Het heeft ervoor gezorgd dat veel ambtelijke energie gaat zitten in de politiek overleving van minister en de instandhouding van coalities. Het ‘uit de wind houden’ van de minister is een primaire ambtelijke taak geworden.

Europese Commissie

Deze politisering van het ambtelijk werk is begrijpelijk. Politieke ondersteuning en advies is onmisbaar voor bewindspersonen bij het verkrijgen van draagvlak voor hun beleidsplannen in een zeer versplinterd politiek landschap. Het gaat ten koste van ambtelijke professionaliteit en beleidsinhoudelijke deskundigheid. Goede beleidsontwikkeling en kwalitatieve wetgeving zijn gebaat bij een zekere depolitisering.

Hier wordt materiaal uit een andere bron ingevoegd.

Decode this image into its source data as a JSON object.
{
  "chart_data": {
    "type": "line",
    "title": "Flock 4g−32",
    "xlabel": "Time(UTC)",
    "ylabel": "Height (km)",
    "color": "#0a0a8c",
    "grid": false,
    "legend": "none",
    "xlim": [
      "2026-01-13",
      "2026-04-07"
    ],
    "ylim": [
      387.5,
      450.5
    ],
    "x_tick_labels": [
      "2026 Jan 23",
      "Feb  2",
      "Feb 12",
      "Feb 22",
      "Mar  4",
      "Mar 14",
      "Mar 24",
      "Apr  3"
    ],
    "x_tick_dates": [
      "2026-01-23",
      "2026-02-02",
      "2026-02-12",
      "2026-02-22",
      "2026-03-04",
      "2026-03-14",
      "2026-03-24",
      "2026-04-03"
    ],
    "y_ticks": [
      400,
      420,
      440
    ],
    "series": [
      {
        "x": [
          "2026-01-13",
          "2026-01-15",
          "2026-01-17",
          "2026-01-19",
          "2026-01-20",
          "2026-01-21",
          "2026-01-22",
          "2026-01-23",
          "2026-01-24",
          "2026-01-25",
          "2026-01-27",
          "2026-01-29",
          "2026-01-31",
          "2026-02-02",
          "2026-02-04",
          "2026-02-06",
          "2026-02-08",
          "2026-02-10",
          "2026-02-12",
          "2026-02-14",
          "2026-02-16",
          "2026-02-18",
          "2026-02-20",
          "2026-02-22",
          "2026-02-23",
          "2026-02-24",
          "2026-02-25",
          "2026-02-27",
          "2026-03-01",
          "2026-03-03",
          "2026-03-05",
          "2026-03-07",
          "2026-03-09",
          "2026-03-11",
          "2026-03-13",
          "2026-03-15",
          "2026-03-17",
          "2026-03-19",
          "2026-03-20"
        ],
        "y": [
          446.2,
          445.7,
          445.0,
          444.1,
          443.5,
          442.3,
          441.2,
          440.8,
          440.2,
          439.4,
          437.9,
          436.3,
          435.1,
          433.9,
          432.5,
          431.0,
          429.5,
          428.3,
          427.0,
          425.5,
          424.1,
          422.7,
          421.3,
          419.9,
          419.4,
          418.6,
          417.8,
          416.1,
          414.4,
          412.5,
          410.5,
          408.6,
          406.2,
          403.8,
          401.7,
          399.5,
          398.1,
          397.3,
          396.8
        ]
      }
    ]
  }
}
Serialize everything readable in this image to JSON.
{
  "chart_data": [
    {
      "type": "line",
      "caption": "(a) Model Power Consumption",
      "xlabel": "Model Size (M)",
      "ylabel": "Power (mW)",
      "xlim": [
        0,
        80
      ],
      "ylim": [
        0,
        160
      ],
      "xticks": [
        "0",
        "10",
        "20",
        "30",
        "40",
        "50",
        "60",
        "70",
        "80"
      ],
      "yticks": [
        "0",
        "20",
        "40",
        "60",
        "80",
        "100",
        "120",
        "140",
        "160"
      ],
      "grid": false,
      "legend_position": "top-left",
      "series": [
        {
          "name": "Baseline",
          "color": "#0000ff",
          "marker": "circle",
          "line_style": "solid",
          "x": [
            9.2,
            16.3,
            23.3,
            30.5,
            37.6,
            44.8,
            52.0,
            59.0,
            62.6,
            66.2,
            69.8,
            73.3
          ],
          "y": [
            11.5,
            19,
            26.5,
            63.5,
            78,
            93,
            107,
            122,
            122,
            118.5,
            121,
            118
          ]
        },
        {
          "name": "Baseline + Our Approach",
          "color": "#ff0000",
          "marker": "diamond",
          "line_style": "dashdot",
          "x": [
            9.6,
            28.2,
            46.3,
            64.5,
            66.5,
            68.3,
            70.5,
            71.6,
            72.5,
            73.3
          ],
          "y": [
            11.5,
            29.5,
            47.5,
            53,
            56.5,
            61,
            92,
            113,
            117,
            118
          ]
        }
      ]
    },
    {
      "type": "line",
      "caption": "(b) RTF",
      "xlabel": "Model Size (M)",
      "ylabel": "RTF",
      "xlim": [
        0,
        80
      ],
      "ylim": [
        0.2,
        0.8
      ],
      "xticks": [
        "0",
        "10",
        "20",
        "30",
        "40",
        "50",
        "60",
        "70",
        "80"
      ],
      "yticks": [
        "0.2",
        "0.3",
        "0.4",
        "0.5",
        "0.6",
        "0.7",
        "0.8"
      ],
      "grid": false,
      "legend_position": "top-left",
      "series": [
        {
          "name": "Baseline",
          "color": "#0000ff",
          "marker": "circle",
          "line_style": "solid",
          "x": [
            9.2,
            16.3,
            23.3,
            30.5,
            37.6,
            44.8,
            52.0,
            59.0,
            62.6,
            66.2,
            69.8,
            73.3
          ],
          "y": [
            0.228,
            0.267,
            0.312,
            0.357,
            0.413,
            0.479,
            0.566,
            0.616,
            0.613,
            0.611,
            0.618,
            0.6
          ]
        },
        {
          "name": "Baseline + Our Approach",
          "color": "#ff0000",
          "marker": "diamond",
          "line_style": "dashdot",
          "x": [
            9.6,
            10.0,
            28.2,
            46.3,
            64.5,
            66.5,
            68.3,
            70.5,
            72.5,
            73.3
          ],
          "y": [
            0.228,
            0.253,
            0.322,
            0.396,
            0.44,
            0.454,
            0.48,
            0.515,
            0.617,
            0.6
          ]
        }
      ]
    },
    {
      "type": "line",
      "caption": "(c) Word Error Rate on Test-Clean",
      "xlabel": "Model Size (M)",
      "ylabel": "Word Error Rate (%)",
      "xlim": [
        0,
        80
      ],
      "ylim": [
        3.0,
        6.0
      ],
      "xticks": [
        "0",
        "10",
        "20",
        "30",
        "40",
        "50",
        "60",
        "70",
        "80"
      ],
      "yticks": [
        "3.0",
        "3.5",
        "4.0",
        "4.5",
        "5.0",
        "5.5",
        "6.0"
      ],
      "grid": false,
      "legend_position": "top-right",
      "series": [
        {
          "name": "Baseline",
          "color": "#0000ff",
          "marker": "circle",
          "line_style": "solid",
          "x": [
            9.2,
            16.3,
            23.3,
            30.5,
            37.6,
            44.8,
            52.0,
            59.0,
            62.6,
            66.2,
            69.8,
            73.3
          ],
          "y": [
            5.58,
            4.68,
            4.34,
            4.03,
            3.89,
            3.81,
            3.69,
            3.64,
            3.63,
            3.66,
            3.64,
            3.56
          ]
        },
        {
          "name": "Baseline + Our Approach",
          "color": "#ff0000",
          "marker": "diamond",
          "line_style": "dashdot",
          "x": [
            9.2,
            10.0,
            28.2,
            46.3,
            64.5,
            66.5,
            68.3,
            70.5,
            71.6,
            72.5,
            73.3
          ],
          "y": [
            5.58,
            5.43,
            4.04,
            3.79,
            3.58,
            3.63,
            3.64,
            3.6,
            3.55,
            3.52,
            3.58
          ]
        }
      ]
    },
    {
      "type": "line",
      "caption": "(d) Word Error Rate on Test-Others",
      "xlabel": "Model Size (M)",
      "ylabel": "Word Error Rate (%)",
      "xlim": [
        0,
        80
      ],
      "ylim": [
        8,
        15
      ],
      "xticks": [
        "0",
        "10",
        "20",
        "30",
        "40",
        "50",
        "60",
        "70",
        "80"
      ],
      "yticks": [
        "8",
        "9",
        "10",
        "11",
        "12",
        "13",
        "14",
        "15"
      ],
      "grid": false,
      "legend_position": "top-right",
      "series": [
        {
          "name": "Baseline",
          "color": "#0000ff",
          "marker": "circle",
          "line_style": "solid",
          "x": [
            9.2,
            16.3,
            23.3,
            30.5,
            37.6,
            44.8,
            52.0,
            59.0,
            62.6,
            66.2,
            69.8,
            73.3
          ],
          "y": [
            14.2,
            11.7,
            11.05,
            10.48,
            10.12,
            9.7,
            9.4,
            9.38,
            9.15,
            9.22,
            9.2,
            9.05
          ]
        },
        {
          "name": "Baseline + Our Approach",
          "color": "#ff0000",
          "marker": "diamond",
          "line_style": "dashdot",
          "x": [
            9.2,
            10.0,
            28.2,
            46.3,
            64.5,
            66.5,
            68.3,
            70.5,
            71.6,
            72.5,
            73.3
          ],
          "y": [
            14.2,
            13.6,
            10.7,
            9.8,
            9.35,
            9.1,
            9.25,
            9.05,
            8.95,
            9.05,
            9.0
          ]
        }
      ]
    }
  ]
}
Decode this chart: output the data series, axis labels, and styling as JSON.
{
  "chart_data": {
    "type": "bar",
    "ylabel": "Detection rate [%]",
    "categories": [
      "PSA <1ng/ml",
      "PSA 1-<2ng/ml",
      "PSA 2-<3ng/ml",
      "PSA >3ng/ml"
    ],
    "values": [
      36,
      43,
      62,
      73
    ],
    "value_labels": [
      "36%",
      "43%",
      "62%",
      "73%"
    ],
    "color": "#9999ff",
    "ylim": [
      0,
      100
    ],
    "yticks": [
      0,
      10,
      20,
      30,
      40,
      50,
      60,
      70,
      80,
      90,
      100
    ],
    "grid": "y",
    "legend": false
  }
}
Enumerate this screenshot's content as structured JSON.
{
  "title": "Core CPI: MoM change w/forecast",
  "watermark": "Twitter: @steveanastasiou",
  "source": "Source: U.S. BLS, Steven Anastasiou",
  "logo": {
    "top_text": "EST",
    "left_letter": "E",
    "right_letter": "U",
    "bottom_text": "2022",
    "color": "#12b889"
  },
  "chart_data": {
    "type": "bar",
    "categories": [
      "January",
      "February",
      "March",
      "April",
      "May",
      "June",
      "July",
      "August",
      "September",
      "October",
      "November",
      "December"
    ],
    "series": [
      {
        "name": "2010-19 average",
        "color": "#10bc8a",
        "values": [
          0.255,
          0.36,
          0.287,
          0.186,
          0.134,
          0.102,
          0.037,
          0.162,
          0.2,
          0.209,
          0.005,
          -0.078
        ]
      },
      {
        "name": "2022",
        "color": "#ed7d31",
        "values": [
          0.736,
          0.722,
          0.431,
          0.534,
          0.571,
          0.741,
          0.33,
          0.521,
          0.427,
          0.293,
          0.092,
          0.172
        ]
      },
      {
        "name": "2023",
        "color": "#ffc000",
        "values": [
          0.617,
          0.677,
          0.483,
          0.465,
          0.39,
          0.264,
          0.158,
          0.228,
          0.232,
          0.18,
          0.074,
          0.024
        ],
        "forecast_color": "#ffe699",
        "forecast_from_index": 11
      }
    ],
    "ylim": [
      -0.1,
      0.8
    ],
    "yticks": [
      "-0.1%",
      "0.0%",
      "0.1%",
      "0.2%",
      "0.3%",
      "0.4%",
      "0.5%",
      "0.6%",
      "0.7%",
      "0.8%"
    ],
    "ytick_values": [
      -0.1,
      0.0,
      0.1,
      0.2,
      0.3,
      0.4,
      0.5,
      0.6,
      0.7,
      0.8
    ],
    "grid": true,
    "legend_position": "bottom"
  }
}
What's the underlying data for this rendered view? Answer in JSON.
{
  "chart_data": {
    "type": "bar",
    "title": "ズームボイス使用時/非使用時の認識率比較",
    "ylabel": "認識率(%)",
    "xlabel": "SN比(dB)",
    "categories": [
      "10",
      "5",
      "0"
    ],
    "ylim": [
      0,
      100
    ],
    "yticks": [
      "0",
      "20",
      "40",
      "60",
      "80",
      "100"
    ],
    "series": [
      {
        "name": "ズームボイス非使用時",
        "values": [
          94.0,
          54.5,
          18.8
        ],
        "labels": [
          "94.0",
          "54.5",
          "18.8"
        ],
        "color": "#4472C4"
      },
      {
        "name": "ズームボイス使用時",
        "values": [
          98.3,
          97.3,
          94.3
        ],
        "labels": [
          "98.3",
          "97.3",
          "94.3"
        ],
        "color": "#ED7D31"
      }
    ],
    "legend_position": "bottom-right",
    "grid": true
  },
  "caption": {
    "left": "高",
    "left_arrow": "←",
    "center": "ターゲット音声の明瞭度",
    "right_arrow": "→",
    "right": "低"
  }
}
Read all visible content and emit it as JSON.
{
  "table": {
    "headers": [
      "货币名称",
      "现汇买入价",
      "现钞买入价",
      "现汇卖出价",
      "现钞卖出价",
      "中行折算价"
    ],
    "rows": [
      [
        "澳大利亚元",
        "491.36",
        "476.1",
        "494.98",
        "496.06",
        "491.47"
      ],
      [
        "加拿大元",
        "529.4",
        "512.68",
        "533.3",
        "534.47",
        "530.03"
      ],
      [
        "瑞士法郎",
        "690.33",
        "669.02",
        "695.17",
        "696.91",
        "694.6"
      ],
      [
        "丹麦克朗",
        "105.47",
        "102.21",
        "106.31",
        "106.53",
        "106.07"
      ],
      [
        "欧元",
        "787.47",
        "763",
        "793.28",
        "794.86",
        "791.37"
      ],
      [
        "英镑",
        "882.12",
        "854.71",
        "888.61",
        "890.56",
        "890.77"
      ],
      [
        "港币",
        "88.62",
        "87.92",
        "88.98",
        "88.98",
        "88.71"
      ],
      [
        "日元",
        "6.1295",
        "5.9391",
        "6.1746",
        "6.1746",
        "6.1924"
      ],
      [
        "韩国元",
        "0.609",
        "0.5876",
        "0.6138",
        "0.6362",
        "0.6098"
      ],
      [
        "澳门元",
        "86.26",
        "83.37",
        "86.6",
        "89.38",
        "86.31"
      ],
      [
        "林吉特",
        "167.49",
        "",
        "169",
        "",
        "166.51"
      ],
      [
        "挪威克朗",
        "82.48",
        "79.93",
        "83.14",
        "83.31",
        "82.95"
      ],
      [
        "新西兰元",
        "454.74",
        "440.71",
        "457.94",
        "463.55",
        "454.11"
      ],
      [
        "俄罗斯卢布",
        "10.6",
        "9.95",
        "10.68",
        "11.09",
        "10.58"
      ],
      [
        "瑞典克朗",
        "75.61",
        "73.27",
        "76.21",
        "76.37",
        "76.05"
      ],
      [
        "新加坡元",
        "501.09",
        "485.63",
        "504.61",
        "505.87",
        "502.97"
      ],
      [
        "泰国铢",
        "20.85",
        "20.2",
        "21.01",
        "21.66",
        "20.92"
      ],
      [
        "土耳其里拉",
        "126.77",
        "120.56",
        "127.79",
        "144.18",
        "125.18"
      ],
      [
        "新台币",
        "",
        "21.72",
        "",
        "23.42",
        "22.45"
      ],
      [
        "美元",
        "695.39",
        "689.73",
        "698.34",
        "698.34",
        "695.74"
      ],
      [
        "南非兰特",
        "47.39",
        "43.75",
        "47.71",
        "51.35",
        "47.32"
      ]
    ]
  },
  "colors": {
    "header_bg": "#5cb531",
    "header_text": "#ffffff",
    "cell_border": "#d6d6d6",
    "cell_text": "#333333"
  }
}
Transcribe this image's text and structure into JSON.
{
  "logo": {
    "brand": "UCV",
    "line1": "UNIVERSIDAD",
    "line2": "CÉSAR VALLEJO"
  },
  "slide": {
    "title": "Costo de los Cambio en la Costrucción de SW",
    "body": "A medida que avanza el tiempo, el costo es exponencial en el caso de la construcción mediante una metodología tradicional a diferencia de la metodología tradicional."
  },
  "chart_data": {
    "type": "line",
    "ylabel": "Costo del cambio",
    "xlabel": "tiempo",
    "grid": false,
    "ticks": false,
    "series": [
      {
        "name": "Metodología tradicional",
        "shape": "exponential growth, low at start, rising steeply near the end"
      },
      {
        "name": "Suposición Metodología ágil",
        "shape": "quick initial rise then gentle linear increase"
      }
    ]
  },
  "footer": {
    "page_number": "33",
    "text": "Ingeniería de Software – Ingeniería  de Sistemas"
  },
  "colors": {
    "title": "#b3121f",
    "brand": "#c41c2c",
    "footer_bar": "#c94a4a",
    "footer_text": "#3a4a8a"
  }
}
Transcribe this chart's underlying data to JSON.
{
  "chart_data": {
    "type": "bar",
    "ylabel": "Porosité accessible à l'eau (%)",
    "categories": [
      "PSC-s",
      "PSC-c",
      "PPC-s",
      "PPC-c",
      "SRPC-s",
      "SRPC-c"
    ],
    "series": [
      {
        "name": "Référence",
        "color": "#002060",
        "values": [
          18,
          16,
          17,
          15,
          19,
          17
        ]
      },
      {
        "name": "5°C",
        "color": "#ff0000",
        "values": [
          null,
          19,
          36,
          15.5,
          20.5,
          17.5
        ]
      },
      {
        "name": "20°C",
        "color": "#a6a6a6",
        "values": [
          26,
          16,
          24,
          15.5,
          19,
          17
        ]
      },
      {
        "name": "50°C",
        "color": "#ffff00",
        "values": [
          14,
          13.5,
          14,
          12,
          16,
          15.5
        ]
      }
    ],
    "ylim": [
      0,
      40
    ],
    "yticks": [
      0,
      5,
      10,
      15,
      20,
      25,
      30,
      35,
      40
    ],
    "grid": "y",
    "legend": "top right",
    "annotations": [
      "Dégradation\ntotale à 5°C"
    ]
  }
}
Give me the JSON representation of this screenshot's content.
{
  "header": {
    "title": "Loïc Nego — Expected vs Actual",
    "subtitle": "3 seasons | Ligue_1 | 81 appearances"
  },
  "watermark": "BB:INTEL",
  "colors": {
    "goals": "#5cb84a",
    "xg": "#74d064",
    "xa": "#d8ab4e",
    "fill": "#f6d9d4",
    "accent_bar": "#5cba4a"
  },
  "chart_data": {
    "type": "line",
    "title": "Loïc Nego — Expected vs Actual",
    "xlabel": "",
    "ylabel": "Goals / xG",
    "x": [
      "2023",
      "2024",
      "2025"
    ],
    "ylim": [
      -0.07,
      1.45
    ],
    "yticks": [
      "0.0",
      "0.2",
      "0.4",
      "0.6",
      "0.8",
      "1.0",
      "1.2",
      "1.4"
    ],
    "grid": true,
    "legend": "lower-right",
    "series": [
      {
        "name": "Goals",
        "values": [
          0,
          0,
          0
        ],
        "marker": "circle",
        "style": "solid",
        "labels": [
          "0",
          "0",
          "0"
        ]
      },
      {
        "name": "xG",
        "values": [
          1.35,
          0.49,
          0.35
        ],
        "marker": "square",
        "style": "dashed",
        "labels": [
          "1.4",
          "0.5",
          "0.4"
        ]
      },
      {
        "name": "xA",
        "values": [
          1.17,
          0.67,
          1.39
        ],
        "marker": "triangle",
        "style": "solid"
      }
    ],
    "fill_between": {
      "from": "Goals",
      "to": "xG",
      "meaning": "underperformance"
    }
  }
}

Dit pleit voor een betere scheiding tussen de politieke en inhoudelijke ondersteuning. Een duidelijke institutionele afbakening van de politieke en ambtelijke professionaliteit komt de slagkracht van een departement en het overheidsbeleid ten goede.

Nederland zou daarbij een voorbeeld kunnen nemen aan de Europese Commissie. Het is opvallend hoeveel ambitieuze beleidsplannen er in de laatste jaren vanuit Brussel op ons afkomen. Verschillende hervormingen in de Europese Commissie hebben geleid tot een sterkere afbakening van de rollen van de Eurocommissarissen en hun politieke kabinetten aan de ene kant, en hun topambtenaren aan de andere kant. Het politieke handwerk wordt gedaan door de politieke kabinetten. Dat geeft de ambtelijke top rust en ruimte zich te concentreren op de inhoudelijke kwaliteit van het beleid. Het heeft er onder meer voor gezorgd dat de Commissie haar strategische beleidsrol binnen het EU-systeem goed is kunnen blijven spelen, ondanks de groeiende politisering.